November 14, 2005
For immediate release
Contact: William Ahern (202) 464-5101
WASHINGTON, D.C.—In a brief submitted today, the Tax Foundation urged the Supreme Court to overturn an Ohio decision that struck down an ordinary investment tax credit as unconstitutional. (Read full brief here.)
In the Cuno case, plaintiffs challenged Ohio’s investment tax credit in court, alleging that it discriminated against interstate commerce by denying a tax preference to out-of-state firms that it gives to firms that build facilities in Ohio.
The Tax Foundation brief, written by Chris Atkins of the Tax Foundation and Kyle Sollie of Dechert LLP, contends that as a threshold matter, the plaintiffs in Cuno did not even have standing to bring the lawsuit for two reasons: the credit did not discriminate against them personally, and the plaintiffs did not show how a favorable court ruling would redress their alleged injuries.

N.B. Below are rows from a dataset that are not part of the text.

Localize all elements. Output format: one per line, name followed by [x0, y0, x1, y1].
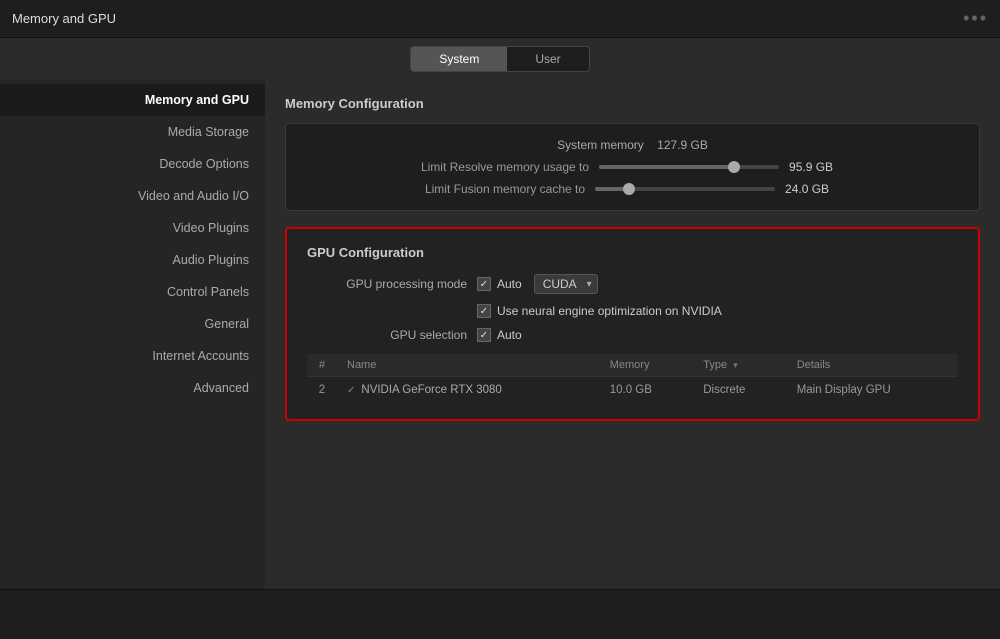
sidebar-item-internet-accounts[interactable]: Internet Accounts	[0, 340, 265, 372]
gpu-row-details: Main Display GPU	[787, 377, 958, 404]
sidebar: Memory and GPU Media Storage Decode Opti…	[0, 80, 265, 589]
tab-group: System User	[410, 46, 589, 72]
bottom-bar	[0, 589, 1000, 639]
main-content: Memory Configuration System memory 127.9…	[265, 80, 1000, 589]
gpu-selection-label: GPU selection	[307, 328, 477, 342]
memory-config-box: System memory 127.9 GB Limit Resolve mem…	[285, 123, 980, 211]
gpu-row-memory: 10.0 GB	[600, 377, 693, 404]
sidebar-item-advanced[interactable]: Advanced	[0, 372, 265, 404]
system-memory-label: System memory 127.9 GB	[306, 138, 959, 152]
window-menu-dots[interactable]: •••	[963, 8, 988, 29]
limit-fusion-value: 24.0 GB	[785, 182, 840, 196]
sidebar-item-video-plugins[interactable]: Video Plugins	[0, 212, 265, 244]
gpu-selection-checkbox[interactable]	[477, 328, 491, 342]
title-bar: Memory and GPU •••	[0, 0, 1000, 38]
gpu-table: # Name Memory Type ▾ Details 2	[307, 354, 958, 403]
gpu-processing-mode-row: GPU processing mode Auto CUDA	[307, 274, 958, 294]
neural-engine-checkbox[interactable]	[477, 304, 491, 318]
memory-section-title: Memory Configuration	[285, 96, 980, 111]
sidebar-item-audio-plugins[interactable]: Audio Plugins	[0, 244, 265, 276]
limit-resolve-slider[interactable]	[599, 165, 779, 169]
gpu-row-name: ✓ NVIDIA GeForce RTX 3080	[337, 377, 600, 403]
main-window: Memory and GPU ••• System User Memory an…	[0, 0, 1000, 639]
gpu-config-box: GPU Configuration GPU processing mode Au…	[285, 227, 980, 421]
limit-fusion-slider[interactable]	[595, 187, 775, 191]
limit-resolve-label: Limit Resolve memory usage to	[421, 160, 589, 174]
sidebar-item-decode-options[interactable]: Decode Options	[0, 148, 265, 180]
gpu-processing-mode-value: Auto	[497, 277, 522, 291]
limit-fusion-label: Limit Fusion memory cache to	[425, 182, 585, 196]
gpu-row-num: 2	[307, 377, 337, 404]
limit-resolve-value: 95.9 GB	[789, 160, 844, 174]
gpu-processing-mode-label: GPU processing mode	[307, 277, 477, 291]
gpu-processing-mode-dropdown[interactable]: CUDA	[534, 274, 598, 294]
gpu-col-num: #	[307, 354, 337, 377]
gpu-section-title: GPU Configuration	[307, 245, 958, 260]
gpu-col-type: Type ▾	[693, 354, 786, 377]
gpu-col-name: Name	[337, 354, 600, 377]
gpu-selection-checkbox-wrap: Auto	[477, 328, 522, 342]
neural-engine-row: Use neural engine optimization on NVIDIA	[307, 304, 958, 318]
tab-user[interactable]: User	[507, 47, 588, 71]
gpu-table-row: 2 ✓ NVIDIA GeForce RTX 3080 10.0 GB Disc…	[307, 377, 958, 404]
system-memory-row: System memory 127.9 GB	[306, 138, 959, 152]
limit-fusion-row: Limit Fusion memory cache to 24.0 GB	[306, 182, 959, 196]
limit-resolve-row: Limit Resolve memory usage to 95.9 GB	[306, 160, 959, 174]
sidebar-item-media-storage[interactable]: Media Storage	[0, 116, 265, 148]
gpu-selection-value: Auto	[497, 328, 522, 342]
tab-bar: System User	[0, 38, 1000, 80]
gpu-row-type: Discrete	[693, 377, 786, 404]
type-sort-icon: ▾	[733, 360, 738, 370]
neural-engine-label: Use neural engine optimization on NVIDIA	[497, 304, 722, 318]
window-title: Memory and GPU	[12, 11, 116, 26]
sidebar-item-video-audio-io[interactable]: Video and Audio I/O	[0, 180, 265, 212]
tab-system[interactable]: System	[411, 47, 507, 71]
sidebar-item-general[interactable]: General	[0, 308, 265, 340]
sidebar-item-control-panels[interactable]: Control Panels	[0, 276, 265, 308]
gpu-processing-mode-checkbox-wrap: Auto CUDA	[477, 274, 598, 294]
gpu-col-details: Details	[787, 354, 958, 377]
gpu-row-check: ✓	[347, 385, 355, 396]
gpu-processing-mode-checkbox[interactable]	[477, 277, 491, 291]
content-area: Memory and GPU Media Storage Decode Opti…	[0, 80, 1000, 589]
gpu-selection-row: GPU selection Auto	[307, 328, 958, 342]
sidebar-item-memory-gpu[interactable]: Memory and GPU	[0, 84, 265, 116]
gpu-col-memory: Memory	[600, 354, 693, 377]
neural-engine-checkbox-wrap: Use neural engine optimization on NVIDIA	[477, 304, 722, 318]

The brief asserts that while investment tax credits may often be counterproductive, a debate over that issue must occur in the legislature, not the courts.
“We agree, as a matter of tax policy, that tax credits make little sense,” said Atkins. “However, to strike them down because they ‘encourage investment’ in Ohio goes too far. Many features of a state’s tax system ‘encourage investment,’ including low tax rates.”
The Sixth Circuit’s reasoning would, in the end, require tax conformity among the states, a result that cannot be squared with state sovereignty and federalism.
“There are over 37,000 tax jurisdictions in the United States,” said Sollie, “and they all levy different mixes of sales, income and property taxes. To suggest that none of these different tax systems can ‘encourage’ investment is to say that they must have identical tax systems.”
The Tax Foundation is a nonpartisan, nonprofit organization that has monitored fiscal policy at the federal, state and local levels since 1937.